Zaten Kur'an-ı Kerîm’de Yüce Mevlâ yaratılışın gayesini şöyle ortaya koymaktadır.

وَمَا خَلَقْتُ الْجِنَّ وَالْإِنسَ إِلَّا لِيَعْبُدُونِ {56}

İnsanları ve cinleri, ancak Bana kulluk etsinler diye yarattım. (Zâriyât 56) âyet-i kerîmesinin bildirdiği üzere, insanın yaratılışından maksat, Allâh Teâlâ’ya kulluktur. Kur'an-ı Kerîm’in bir çok ayetinde Cenab-ı Hak insanların kul olarak yaratıldıklarını bildirmektedir.

Bu husûsta en güzel numûneler peygamberlerdir. Cenâb-ı Hak onlar için Kur’ân-ı Kerîm’de yer yer, “Ni’me’l-abd: Ne güzel bir kul (Sâd, 30) ifâdesini kullanmaktadır. Bunların da başında Resûl-i Kibriyâ -sallâhü aleyhi ve selem efendimiz - gelmektedir.

Ben kulum. Kullar gibi yere oturur yerim. (Şir'at-ül-İslâm)

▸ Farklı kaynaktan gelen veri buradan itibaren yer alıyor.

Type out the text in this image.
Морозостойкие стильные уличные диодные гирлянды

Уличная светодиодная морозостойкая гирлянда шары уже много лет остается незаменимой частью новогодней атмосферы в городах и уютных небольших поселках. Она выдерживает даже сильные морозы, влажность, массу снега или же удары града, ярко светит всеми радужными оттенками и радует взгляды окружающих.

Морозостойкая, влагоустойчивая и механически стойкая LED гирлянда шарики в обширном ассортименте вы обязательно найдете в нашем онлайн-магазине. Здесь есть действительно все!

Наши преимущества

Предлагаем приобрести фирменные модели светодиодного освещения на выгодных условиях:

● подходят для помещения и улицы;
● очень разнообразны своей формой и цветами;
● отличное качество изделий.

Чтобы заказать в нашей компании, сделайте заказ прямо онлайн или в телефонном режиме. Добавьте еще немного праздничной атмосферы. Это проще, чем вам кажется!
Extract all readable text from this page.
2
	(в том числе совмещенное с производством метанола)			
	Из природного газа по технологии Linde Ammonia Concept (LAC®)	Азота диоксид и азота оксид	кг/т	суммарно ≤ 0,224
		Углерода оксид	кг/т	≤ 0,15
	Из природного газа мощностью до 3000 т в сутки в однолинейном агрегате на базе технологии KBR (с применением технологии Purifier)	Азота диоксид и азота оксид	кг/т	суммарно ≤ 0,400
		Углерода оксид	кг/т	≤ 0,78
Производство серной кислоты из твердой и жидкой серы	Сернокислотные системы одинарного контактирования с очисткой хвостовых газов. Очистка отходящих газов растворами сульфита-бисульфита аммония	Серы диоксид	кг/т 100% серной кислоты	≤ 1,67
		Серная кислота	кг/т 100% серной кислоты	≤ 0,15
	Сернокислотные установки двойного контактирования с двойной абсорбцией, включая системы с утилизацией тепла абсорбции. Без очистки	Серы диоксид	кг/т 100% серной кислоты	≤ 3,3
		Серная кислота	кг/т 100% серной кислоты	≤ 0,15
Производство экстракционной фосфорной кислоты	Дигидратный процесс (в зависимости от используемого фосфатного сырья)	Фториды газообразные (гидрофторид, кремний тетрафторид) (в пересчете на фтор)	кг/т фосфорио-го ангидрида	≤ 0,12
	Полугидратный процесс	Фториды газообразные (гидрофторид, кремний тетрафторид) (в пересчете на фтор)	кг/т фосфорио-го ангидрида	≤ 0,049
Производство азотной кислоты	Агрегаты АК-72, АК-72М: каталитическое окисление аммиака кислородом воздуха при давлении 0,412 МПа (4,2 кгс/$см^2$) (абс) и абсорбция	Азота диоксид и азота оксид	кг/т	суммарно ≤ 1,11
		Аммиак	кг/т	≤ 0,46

Cenâb-ı Hakk'ın kulları üzerindeki hakkı; onların kendisine ibâdet etmeleri ve başka hiçbir varlığı O'na şirk (ortak) koşmamalarıdır. (Müslim)

ALLAH'TAN BAŞKASINA KUL OLMAMAK

*Üç sabah erken kalkan bir gün kazanır. ATASÖZÜ

Bilindiği üzere, İslâm Dininin temel esası TEVHID inancıdır. Tevhid inancı bir Allah'a inanmak, iman etmektir. Bu esas, Amentü olarak bildiğimiz altı iman esasının ilki ve en başta gelenidir.

Bizler inananlar olarak, Allah'ın bir olduğuna, doğmadığına doğurulmadığına, başlangıcı ve sonu olmadığına iman etmekteyiz. Bu inanç, biz müslümanları diğer dinlere bağlı insanlardan ayıran en önemli kriterdir. Allah'a olan inancımızın uygulamadaki görünüşü, bizlerin Allah'tan başkasına kulluk etmememizi O'ndan başkasına yönelmemizi, ancak O'ndan yardım dilememizi gerektirir.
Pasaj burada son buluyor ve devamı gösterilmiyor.